YOLO

last modified : 13-06-2019

General Information

Title: You Only Look Once: Unified, Real-Time Object Detection
Authors: Joseph Redmon, Santosh Divvala, Ross Girshick, Ali Farhadi
Link: article
Date of first submission: 8 Jun 2015
Implementations:
- Darknet

Brief

YOLO is a one shot detectors, meaning that it only does one pass on the images to output all the detections. The obvious advantage in this method is the speed up in the computation and the increase in the number of frame being processed by second. The downside of this method is to have mAP a bit under the top classifiers.

How Does It Work

The architecture of the network is quite simple, it is a series of convolutional layers followed by fully connected layers.

The following diagram shows the layers of the network:

YOLO architecture

The main idea is to have a grid of boxes to cover all the image being processed.

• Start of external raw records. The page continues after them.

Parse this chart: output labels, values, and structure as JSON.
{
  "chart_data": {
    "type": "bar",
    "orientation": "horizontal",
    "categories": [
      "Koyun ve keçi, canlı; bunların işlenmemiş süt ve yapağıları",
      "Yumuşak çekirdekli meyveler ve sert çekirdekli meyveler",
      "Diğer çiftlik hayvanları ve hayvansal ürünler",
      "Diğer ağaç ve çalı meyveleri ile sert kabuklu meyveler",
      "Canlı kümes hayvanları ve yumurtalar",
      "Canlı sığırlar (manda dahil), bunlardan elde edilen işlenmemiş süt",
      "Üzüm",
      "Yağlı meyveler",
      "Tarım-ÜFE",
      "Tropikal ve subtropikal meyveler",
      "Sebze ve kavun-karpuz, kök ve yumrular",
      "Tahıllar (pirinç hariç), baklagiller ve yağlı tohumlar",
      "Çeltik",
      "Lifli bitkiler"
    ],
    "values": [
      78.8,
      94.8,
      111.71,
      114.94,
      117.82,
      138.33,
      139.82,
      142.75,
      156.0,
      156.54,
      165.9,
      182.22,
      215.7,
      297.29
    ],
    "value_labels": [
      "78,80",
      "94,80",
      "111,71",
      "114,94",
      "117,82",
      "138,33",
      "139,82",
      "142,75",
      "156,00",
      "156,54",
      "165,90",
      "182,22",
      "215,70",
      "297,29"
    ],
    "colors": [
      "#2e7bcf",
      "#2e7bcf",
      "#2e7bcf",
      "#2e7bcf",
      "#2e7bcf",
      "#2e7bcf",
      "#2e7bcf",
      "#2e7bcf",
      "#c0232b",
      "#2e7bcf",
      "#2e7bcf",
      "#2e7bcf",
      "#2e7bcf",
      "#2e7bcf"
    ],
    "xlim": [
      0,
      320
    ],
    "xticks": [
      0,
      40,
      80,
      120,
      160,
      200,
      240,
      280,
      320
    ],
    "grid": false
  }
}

The last layer contains all the boxes, coordinates and classes. This way you can cover the whole image with a pre-defined set of boxes.

Results

The final results take from the article are the following ones:

VOC 2012

Network	mAP
Fast R-CNN + YOLO	70,7
Faster R-CN	70,4
YOLO	57,9

Speed

Real-Time Detectors	Train	mAP	FPS
100Hz DPM	2007	16.0	100
30Hz DPM	2007	26.1	30
Fast YOLO	2007+2012	52.7	155
YOLO	2007+2012	63.4	45

Less Than Real-Time	Train	mAP	FPS
Fastest DPM	2007	30.4	15
R-CNN Minus R	2007	53.5	6
Fast R-CNN	2007+2012	70.0	0.5
Faster R-CNN VGG-16	2007+2012	73.2	7
Faster R-CNN ZF	2007+2012	62.1	18
YOLO VGG-16	2007+2012	66.4	21

In Depth

We will only detail quickly the way of work of the grid of boxes. For more details, check this link, it explains very clearly all the details of the network.

If we take a look at the image above (how does it works), we can see the size of the last layer to be 7x7x30, this is the output size for the PASCAL VOC challenge.

The 7X7 is the size of the grid (see image below), the 30 is for the 20 classes of the network + 2 boxes (4 coordinates and confidence). It is important to see that only one class probability is used for two boxes.

yolo grid

Then, for each two boxes of the grid, the coordinates are regressed, meaning that a box can actually be way bigger than the size of the cell. After that, the usual processing of the boxes to get the output.